Brüning A, Köhler T, Quist S, Wang-Gohrke S, Moebus V J, Kreienberg R, Runnebaum I B
Department of Obstetrics and Gynecology, University of Freiburg, Germany.
Hum Gene Ther. 2001 Mar 1;12(4):391-9. doi: 10.1089/10430340150504019.
Recombinant adenoviruses expressing a therapeutic gene are currently used in clinical studies for treatment of advanced ovarian cancer. We therefore tested whether the expression level of primary (CAR) and secondary adenovirus receptors (integrins) was predictive of the efficacy of adenoviral gene transfer in ovarian cancer cells. Adenoviral transduction efficiency (ATE) was determined with an E1-deleted adenovirus type 5 expressing beta-galactosidase under a CMV promoter (AdGal). ATE was studied in relationship to the expression level of both CAR (coxsackie and adenovirus receptor) and integrins. A representative sample of 25 permanent human cell lines established from advanced ovarian cancer in our laboratory and the OV-2774 cell line were tested. Overall, ATE increased with increasing titers of AdGal. At a given titer of 50 infectious units per cell, transduction efficiency varied from 6 to 94% among the individual cell lines.
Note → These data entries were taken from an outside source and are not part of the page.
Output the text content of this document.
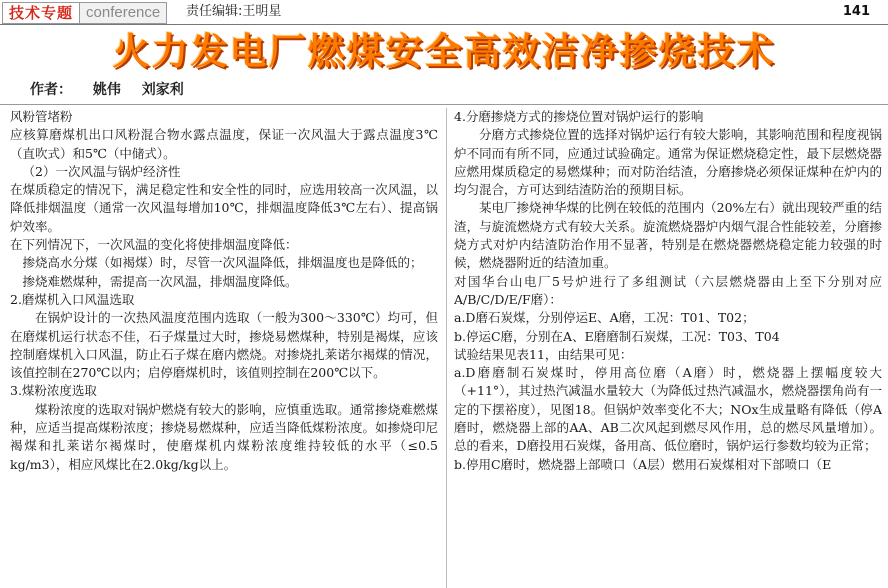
技术专题 conference	责任编辑:王明星	141
火力发电厂燃煤安全高效洁净掺烧技术
作者： 姚伟 刘家利

风粉管堵粉

应核算磨煤机出口风粉混合物水露点温度，保证一次风温大于露点温度3℃（直吹式）和5℃（中储式）。

（2）一次风温与锅炉经济性

在煤质稳定的情况下，满足稳定性和安全性的同时，应选用较高一次风温，以降低排烟温度（通常一次风温每增加10℃，排烟温度降低3℃左右）、提高锅炉效率。

在下列情况下，一次风温的变化将使排烟温度降低：

掺烧高水分煤（如褐煤）时，尽管一次风温降低，排烟温度也是降低的；

掺烧难燃煤种，需提高一次风温，排烟温度降低。

2.磨煤机入口风温选取

在锅炉设计的一次热风温度范围内选取（一般为300～330℃）均可，但在磨煤机运行状态不佳，石子煤量过大时，掺烧易燃煤种，特别是褐煤，应该控制磨煤机入口风温，防止石子煤在磨内燃烧。对掺烧扎莱诺尔褐煤的情况，该值控制在270℃以内；启停磨煤机时，该值则控制在200℃以下。

3.煤粉浓度选取

煤粉浓度的选取对锅炉燃烧有较大的影响，应慎重选取。通常掺烧难燃煤种，应适当提高煤粉浓度；掺烧易燃煤种，应适当降低煤粉浓度。如掺烧印尼褐煤和扎莱诺尔褐煤时，使磨煤机内煤粉浓度维持较低的水平（≤0.5 kg/m3），相应风煤比在2.0kg/kg以上。

4.分磨掺烧方式的掺烧位置对锅炉运行的影响

分磨方式掺烧位置的选择对锅炉运行有较大影响，其影响范围和程度视锅炉不同而有所不同，应通过试验确定。通常为保证燃烧稳定性，最下层燃烧器应燃用煤质稳定的易燃煤种；而对防治结渣，分磨掺烧必须保证煤种在炉内的均匀混合，方可达到结渣防治的预期目标。

某电厂掺烧神华煤的比例在较低的范围内（20%左右）就出现较严重的结渣，与旋流燃烧方式有较大关系。旋流燃烧器炉内烟气混合性能较差，分磨掺烧方式对炉内结渣防治作用不显著，特别是在燃烧器燃烧稳定能力较强的时候，燃烧器附近的结渣加重。

对国华台山电厂5号炉进行了多组测试（六层燃烧器由上至下分别对应A/B/C/D/E/F磨）：

a.D磨石炭煤，分别停运E、A磨，工况：T01、T02；

b.停运C磨，分别在A、E磨磨制石炭煤，工况：T03、T04

试验结果见表11，由结果可见：

a.D磨磨制石炭煤时，停用高位磨（A磨）时，燃烧器上摆幅度较大（+11°），其过热汽减温水量较大（为降低过热汽减温水，燃烧器摆角尚有一定的下摆裕度），见图18。但锅炉效率变化不大；NOx生成量略有降低（停A磨时，燃烧器上部的AA、AB二次风起到燃尽风作用，总的燃尽风量增加）。总的看来，D磨投用石炭煤，备用高、低位磨时，锅炉运行参数均较为正常；

b.停用C磨时，燃烧器上部喷口（A层）燃用石炭煤相对下部喷口（E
All cell lines expressed CAR and integrin alpha(v)beta(5), but no relation between ATE and expression level of CAR or alpha(v)beta(5) integrin was observed. In contrast, cell lines with poor ATE, despite expressing high levels of CAR, lacked expression of integrins alpha(v)beta(3) and alpha(5)beta(1). Reconstitution of alpha(v)beta(3) integrin by reexpressing the beta(3) subunit significantly enhanced ATE of ovarian cancer cells. In ovarian cancer, neither integrins nor CAR alone appear to be potentially useful predictive markers for ATE by serotype 5 adenovirus in clinical gene therapy. A minimum level of CAR necessary for binding of adenoviruses was observed in all tested ovarian cancer cell lines. Loss of alpha(v)beta(3) integrin is frequently associated with advanced stages of ovarian cancer and can significantly reduce ATE.
表达治疗性基因的重组腺病毒目前正用于晚期卵巢癌治疗的临床研究。因此,我们测试了主要(柯萨奇病毒和腺病毒受体,CAR)和次要腺病毒受体(整合素)的表达水平是否可预测腺病毒基因转移在卵巢癌细胞中的疗效。使用在巨细胞病毒(CMV)启动子下表达β-半乳糖苷酶的E1缺失5型腺病毒(AdGal)测定腺病毒转导效率(ATE)。研究了ATE与CAR(柯萨奇病毒和腺病毒受体)和整合素表达水平的关系。测试了从我们实验室的晚期卵巢癌建立的25种永久性人类细胞系的代表性样本以及OV - 2774细胞系。总体而言,ATE随AdGal滴度增加而增加。在每细胞50个感染单位的给定滴度下,各细胞系间的转导效率从6%到94%不等。所有细胞系均表达CAR和整合素α(v)β(5),但未观察到ATE与CAR或α(v)β(5)整合素表达水平之间的关系。相反,尽管ATE较差的细胞系表达高水平的CAR,但缺乏整合素α(v)β(3)和α(5)β(1)的表达。通过重新表达β(3)亚基来重建α(v)β(3)整合素可显著提高卵巢癌细胞的ATE。在卵巢癌中,单独的整合素或CAR似乎都不是5型腺病毒在临床基因治疗中用于预测ATE的潜在有用标志物。在所有测试的卵巢癌细胞系中均观察到腺病毒结合所需的最低CAR水平。α(v)β(3)整合素的缺失常与卵巢癌的晚期相关,并且可显著降低ATE。